I am right now trying to test the Active Learning Nodes available in KNIME. While doing that I encountered some questions and possible problems:
- I don’t see any way to have some multi-label output support? Do I just miss something?
- When stopping the End Loop, I cannot re-execute it. It throws error:
ERROR Active Learn Loop End 3:16 Caught “IllegalStateException”: No file store handler set on node
- Within the loop I split the model to a second predictor, that should evaluate the current performance on the fully labelled set. At best I would like to automatic write the performance out to the disk. But the problem is: This nodes don’t get reavaluated. They are not even reset. So basically they don’t notice that the downstream model has changed at all.

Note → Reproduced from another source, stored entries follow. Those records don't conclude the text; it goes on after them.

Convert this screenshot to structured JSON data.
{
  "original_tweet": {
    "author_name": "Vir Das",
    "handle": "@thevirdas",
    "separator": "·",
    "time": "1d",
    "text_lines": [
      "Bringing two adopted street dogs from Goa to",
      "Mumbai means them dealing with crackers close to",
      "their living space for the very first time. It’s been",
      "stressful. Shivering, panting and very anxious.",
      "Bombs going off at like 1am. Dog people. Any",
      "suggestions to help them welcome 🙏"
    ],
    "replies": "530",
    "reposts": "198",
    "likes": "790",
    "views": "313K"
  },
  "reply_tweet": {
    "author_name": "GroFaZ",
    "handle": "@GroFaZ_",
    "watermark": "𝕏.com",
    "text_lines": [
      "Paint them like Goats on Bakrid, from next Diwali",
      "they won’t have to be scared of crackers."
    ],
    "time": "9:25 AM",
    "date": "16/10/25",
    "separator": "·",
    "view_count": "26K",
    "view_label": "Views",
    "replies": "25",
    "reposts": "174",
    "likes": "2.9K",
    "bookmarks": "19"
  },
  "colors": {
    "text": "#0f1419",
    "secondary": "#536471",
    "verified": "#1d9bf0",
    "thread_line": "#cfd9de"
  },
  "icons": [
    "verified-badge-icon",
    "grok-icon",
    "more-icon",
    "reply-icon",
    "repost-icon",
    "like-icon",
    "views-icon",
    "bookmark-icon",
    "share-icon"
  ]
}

- Is there a way to incorporate ouput of multiple models for one sample (To enable the discovery of the Hypothesis space in some kind? -> “Bag Of Models”). (I guess there is a way due to the PMML; I didn’t look into that at the time of writing.).
- If 4. is possible would it be possible to remove / add models without resetting the nodes?
- Closely related to 5: Is there a way to change the unlabelled pool? Like adding / removing samples? Changing the unlabelled pool completely or enable some stream based pool? (Read: Some kind of “Active Pool Management”)?
- Is there a way to incorporate external input to the loop process? For example I like to develop a visualization for the data presented to the user (or maybe some network process that sends the data in question to somehere else) and feed the label back into the running system?
You find a example workflow as attachement (Especially for points 2 and 3).
I know, quite some questions
You propably already noticed: I am striving for some interactive learning methods; Basically adding visualizations and human-in-the-loop ideas etc.
Thanks in advance for reading and maybe answering!
Active_Test.zip (53.5 KB)